Those three entities — the city, the police and the D.A.'s Office — are quick to blame each other: Caulfield says that if the city imposed more checks before the deeds are processed — that is, before the houses are stolen — the D.A.'s Office would have a better shot at prosecuting the cases that fell through the cracks. The city, meanwhile, points the finger at the D.A.'s Office [as] the Department of Records isn't an investigative body. That's the D.A.'s job. ... But the D.A.'s Office relies on the cops to gather evidence and bring it cases to prosecute. However, the cops aren't really trained for these types of things....
Amid this bureaucratic back-and-forth, victims and advocates worry that some deed thefts, especially smaller-value cases or cases involving a single home, are being ignored.
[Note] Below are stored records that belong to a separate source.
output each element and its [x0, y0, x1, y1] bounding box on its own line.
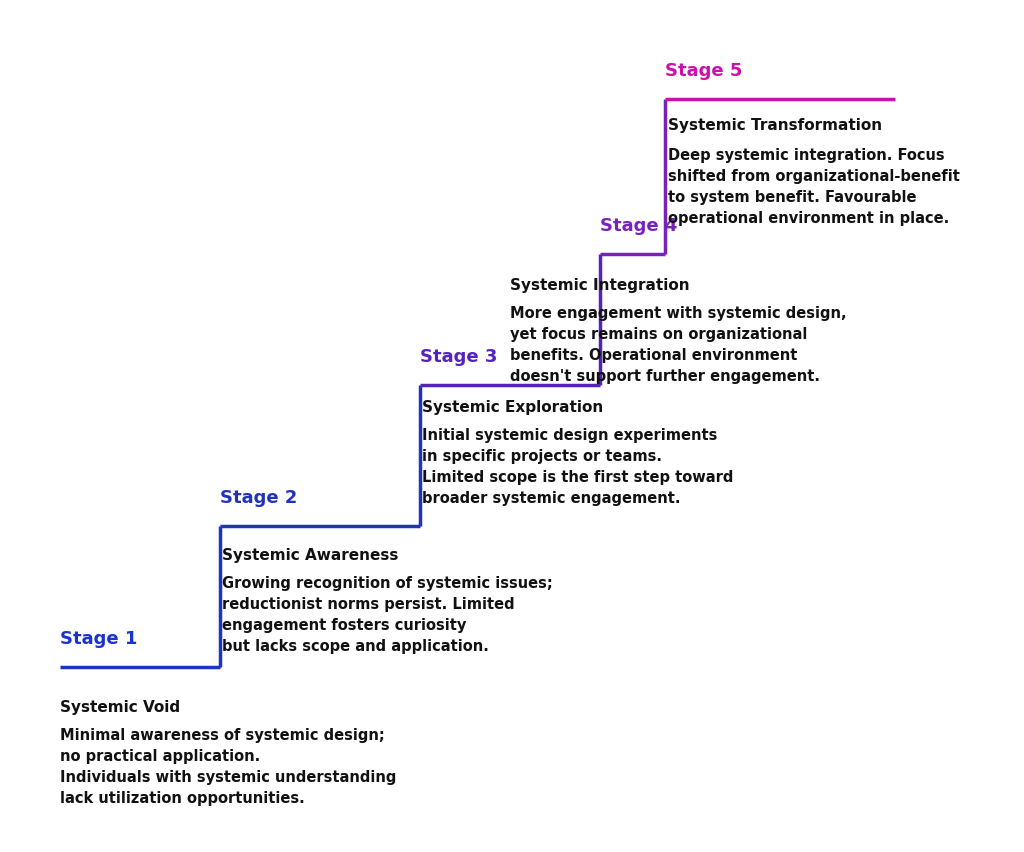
Text: Stage 5: Stage 5 [665, 62, 742, 80]
Text: Systemic Void: Systemic Void [60, 699, 180, 714]
Text: Minimal awareness of systemic design;
no practical application.
Individuals with: Minimal awareness of systemic design; no… [60, 727, 396, 805]
Text: Growing recognition of systemic issues;
reductionist norms persist. Limited
enga: Growing recognition of systemic issues; … [222, 575, 553, 653]
Text: Stage 1: Stage 1 [60, 630, 137, 648]
Text: More engagement with systemic design,
yet focus remains on organizational
benefi: More engagement with systemic design, ye… [510, 306, 847, 383]
Text: Systemic Awareness: Systemic Awareness [222, 547, 398, 562]
Text: Initial systemic design experiments
in specific projects or teams.
Limited scope: Initial systemic design experiments in s… [422, 428, 733, 505]
Text: Deep systemic integration. Focus
shifted from organizational-benefit
to system b: Deep systemic integration. Focus shifted… [668, 148, 959, 226]
Text: Stage 4: Stage 4 [600, 216, 677, 234]
Text: Systemic Exploration: Systemic Exploration [422, 400, 603, 415]
Text: Systemic Integration: Systemic Integration [510, 278, 689, 292]
Text: Stage 2: Stage 2 [220, 488, 297, 506]
Text: Systemic Transformation: Systemic Transformation [668, 118, 882, 133]
Text: Stage 3: Stage 3 [420, 348, 498, 366]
At the Sept. 22 hearing, Caulfield denied this was so: "There is not now, nor has there ever been, any numerical or monetary threshold" for prosecution of these crimes.
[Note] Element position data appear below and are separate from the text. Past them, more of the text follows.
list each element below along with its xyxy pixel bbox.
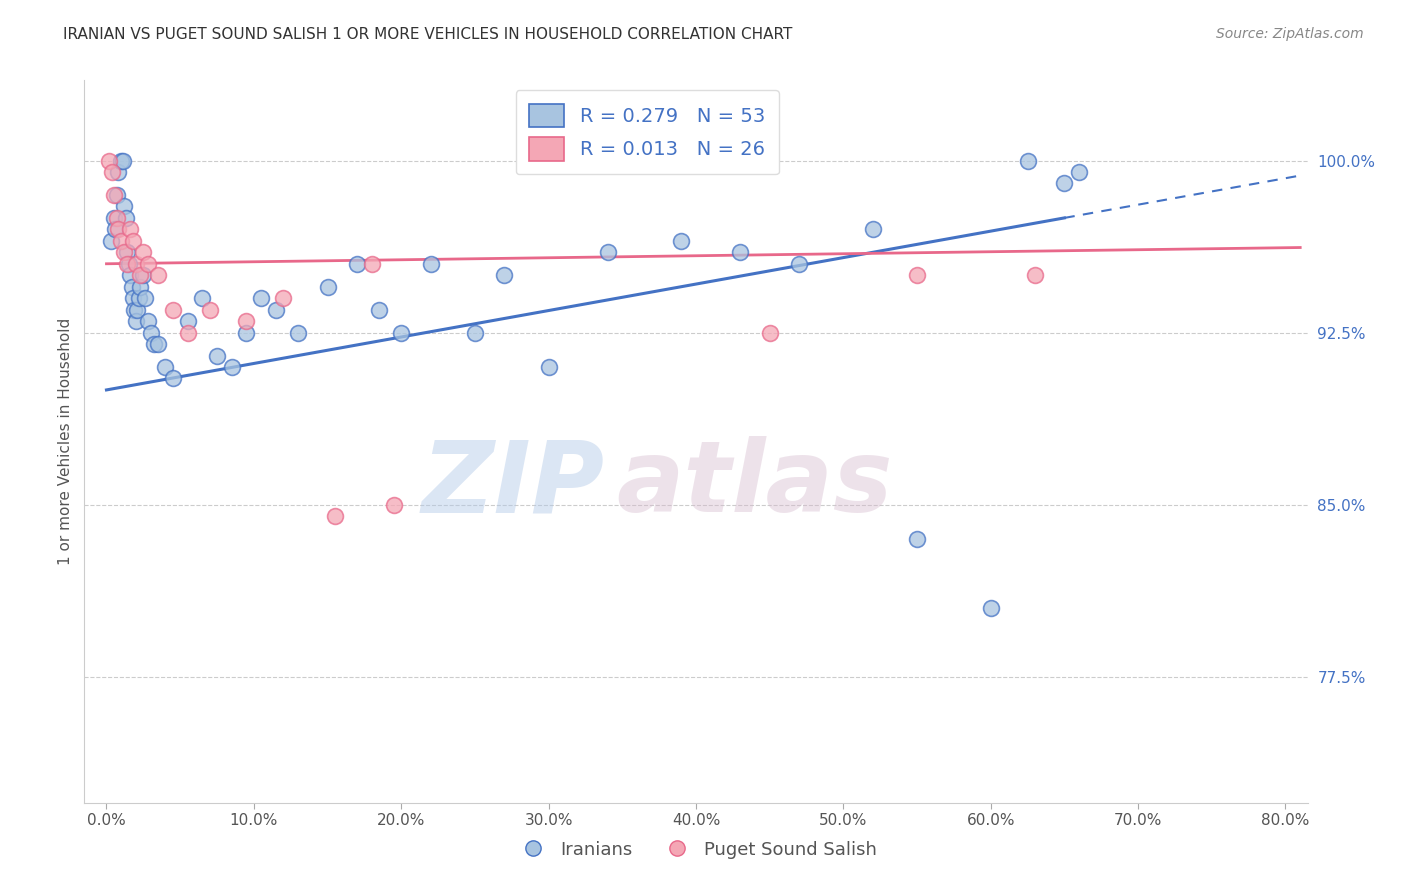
Point (110, 153, 132, 168)
Text: Source: ZipAtlas.com: Source: ZipAtlas.com (1216, 27, 1364, 41)
Point (1017, 153, 1039, 168)
Point (787, 257, 810, 271)
Point (100, 234, 122, 248)
Point (1024, 268, 1046, 283)
Legend: Iranians, Puget Sound Salish: Iranians, Puget Sound Salish (508, 834, 884, 866)
Point (205, 349, 228, 363)
Point (132, 268, 155, 283)
Y-axis label: 1 or more Vehicles in Household: 1 or more Vehicles in Household (58, 318, 73, 566)
Point (671, 234, 693, 248)
Point (117, 257, 139, 271)
Point (112, 245, 135, 260)
Point (118, 222, 141, 236)
Point (121, 279, 143, 293)
Point (111, 153, 134, 168)
Text: atlas: atlas (616, 436, 893, 533)
Point (191, 291, 214, 305)
Point (146, 268, 169, 283)
Point (980, 600, 1002, 615)
Point (905, 268, 928, 283)
Point (129, 279, 152, 293)
Point (176, 326, 198, 340)
Text: IRANIAN VS PUGET SOUND SALISH 1 OR MORE VEHICLES IN HOUSEHOLD CORRELATION CHART: IRANIAN VS PUGET SOUND SALISH 1 OR MORE … (63, 27, 793, 42)
Point (103, 188, 125, 202)
Point (125, 257, 148, 271)
Point (112, 199, 135, 213)
Point (118, 268, 141, 283)
Point (728, 245, 751, 260)
Point (360, 257, 382, 271)
Point (323, 509, 346, 524)
Point (101, 165, 124, 179)
Point (107, 222, 129, 236)
Point (139, 326, 162, 340)
Point (537, 359, 560, 374)
Point (162, 302, 184, 317)
Point (136, 257, 159, 271)
Point (129, 268, 152, 283)
Point (1053, 177, 1076, 191)
Point (273, 291, 295, 305)
Point (1069, 165, 1091, 179)
Point (464, 326, 486, 340)
Point (382, 498, 405, 512)
Point (110, 234, 132, 248)
Point (235, 326, 257, 340)
Point (862, 222, 884, 236)
Point (136, 314, 159, 328)
Point (162, 371, 184, 385)
Point (596, 245, 619, 260)
Point (134, 291, 156, 305)
Point (146, 337, 169, 351)
Point (105, 188, 128, 202)
Point (105, 211, 128, 225)
Point (905, 532, 928, 546)
Point (155, 359, 177, 374)
Point (124, 302, 146, 317)
Point (250, 291, 273, 305)
Text: ZIP: ZIP (422, 436, 605, 533)
Point (198, 302, 221, 317)
Point (132, 245, 155, 260)
Point (235, 314, 257, 328)
Point (368, 302, 391, 317)
Point (389, 326, 412, 340)
Point (107, 165, 129, 179)
Point (346, 257, 368, 271)
Point (176, 314, 198, 328)
Point (125, 314, 148, 328)
Point (104, 222, 127, 236)
Point (115, 257, 138, 271)
Point (122, 291, 145, 305)
Point (264, 302, 287, 317)
Point (98, 153, 121, 168)
Point (316, 279, 339, 293)
Point (103, 211, 125, 225)
Point (221, 359, 243, 374)
Point (142, 337, 165, 351)
Point (127, 302, 149, 317)
Point (287, 326, 309, 340)
Point (114, 211, 136, 225)
Point (494, 268, 516, 283)
Point (128, 291, 150, 305)
Point (419, 257, 441, 271)
Point (122, 234, 145, 248)
Point (758, 326, 780, 340)
Point (115, 245, 138, 260)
At least half of that claim is untrue. In 2006, former District Attorney Lynne Abraham admitted that her office employed such a threshold: Arguing for more funding in a 2006 budget hearing, Abraham told City Council that when it came to economic crimes, including deed theft, "We've had to raise that threshold amount from $10,000 to $25,000. And if things don't improve this year, we're going to raise it to $50,000."